但雖說是夠凄慘,但三個人在石屋中越活越有趣,因為有一股無形的力量把三個支撐着,那便是外面尚有他們大哥在,隻要大哥仍然在外面,他三個就有希望,三個人也才不會被姓成的拉到莊前場子上點天燈!
十天過去了!
半個月過去了!
石屋中袁小七三人的傷幾乎全好了,但卻一個個全身虛脫無力,有一陣子石逵連外敷的傷藥也一把塞入口中當飯吃下肚!
此刻……
一個瘦漢騎匹棗紅馬來到了那個大菜園子裡,正午時分,秋陽穿過那座葡萄架照在-個大漢身上,大漢赤着上身,正一桶桶的把井水用辘辘絞上來倒向一條水溝,隻見井水流向菜園,大漢便“咕噜噜”的又把水桶放入井裡!

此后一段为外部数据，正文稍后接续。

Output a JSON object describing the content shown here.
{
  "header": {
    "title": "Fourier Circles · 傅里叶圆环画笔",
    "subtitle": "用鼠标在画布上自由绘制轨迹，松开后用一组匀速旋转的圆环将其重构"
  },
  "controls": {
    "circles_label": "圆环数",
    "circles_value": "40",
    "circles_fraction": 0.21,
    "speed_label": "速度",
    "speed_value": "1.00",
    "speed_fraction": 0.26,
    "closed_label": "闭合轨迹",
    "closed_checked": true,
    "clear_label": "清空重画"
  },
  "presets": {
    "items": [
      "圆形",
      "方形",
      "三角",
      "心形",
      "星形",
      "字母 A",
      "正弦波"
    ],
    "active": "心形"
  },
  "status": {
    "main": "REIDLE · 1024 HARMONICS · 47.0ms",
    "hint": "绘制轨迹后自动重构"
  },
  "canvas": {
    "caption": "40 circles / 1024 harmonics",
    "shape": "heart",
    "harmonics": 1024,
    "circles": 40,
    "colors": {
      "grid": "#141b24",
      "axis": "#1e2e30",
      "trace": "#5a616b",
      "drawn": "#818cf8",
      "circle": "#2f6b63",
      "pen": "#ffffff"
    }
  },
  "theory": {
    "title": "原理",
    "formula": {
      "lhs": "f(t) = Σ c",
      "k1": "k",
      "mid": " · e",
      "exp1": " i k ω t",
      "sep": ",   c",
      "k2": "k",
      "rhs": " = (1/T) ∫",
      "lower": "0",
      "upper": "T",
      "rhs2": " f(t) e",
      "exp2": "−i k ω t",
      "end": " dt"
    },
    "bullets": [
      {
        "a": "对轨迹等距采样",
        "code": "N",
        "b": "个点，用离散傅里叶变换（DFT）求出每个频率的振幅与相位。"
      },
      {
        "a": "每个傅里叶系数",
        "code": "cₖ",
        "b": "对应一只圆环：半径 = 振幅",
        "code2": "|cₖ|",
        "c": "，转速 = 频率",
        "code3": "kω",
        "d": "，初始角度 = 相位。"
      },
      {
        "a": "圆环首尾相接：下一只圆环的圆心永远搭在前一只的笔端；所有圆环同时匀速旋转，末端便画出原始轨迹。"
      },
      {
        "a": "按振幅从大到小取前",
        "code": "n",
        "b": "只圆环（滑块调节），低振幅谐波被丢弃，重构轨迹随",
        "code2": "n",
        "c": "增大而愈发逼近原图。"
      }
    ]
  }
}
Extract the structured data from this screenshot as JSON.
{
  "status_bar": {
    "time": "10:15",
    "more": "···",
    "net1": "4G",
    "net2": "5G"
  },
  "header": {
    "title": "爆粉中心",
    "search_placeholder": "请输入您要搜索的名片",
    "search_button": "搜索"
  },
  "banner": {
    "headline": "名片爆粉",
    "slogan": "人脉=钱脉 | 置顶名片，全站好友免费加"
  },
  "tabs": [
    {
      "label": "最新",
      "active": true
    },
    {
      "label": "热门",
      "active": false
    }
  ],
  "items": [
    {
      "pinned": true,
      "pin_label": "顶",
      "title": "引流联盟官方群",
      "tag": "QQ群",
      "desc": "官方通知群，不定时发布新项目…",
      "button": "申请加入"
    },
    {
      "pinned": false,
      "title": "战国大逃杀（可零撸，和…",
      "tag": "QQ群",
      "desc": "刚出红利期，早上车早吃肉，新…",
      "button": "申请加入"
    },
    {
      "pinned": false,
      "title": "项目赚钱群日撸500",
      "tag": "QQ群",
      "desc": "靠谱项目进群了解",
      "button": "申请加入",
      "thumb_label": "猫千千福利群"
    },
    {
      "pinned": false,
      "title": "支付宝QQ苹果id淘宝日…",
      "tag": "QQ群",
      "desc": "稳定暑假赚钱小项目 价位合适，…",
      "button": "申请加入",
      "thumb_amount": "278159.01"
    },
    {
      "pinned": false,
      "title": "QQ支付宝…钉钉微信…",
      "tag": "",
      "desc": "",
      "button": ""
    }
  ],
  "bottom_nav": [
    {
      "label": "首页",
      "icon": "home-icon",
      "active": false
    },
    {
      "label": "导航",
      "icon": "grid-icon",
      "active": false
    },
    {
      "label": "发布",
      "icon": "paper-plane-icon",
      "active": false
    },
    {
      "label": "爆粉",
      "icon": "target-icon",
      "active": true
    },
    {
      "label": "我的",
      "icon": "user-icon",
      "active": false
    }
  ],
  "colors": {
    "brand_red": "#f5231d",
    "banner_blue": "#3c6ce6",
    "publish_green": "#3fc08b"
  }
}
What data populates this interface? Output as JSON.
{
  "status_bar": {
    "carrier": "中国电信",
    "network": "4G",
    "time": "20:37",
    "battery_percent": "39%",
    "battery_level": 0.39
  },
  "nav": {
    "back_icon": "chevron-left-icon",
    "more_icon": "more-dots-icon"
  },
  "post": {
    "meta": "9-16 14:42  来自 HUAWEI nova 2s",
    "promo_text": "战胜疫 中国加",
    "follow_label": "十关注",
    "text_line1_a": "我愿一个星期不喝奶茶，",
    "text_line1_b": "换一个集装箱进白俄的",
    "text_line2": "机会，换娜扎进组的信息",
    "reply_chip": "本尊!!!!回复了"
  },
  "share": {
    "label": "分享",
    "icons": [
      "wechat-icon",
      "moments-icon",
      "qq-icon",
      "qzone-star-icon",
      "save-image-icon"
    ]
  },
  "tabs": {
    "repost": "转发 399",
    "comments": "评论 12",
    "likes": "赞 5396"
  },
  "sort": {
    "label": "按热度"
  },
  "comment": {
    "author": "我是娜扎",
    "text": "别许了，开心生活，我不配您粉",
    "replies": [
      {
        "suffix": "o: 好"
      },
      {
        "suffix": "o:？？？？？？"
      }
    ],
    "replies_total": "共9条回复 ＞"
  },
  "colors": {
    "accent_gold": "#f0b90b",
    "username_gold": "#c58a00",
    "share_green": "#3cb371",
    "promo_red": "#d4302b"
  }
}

棗紅馬剛剛在附近大茅屋前停下來,澆水的漢子已抹着頭上汗水走過來,叫道:
“喂,是你呀,你還不快找個地方去躲起來,竟還敢大膽的再來!”
這瘦漢,是的,正是遠從“孤雁山莊”趕着來叫袁小七三人同去長春嶺下孤雁山莊的阮莫歎!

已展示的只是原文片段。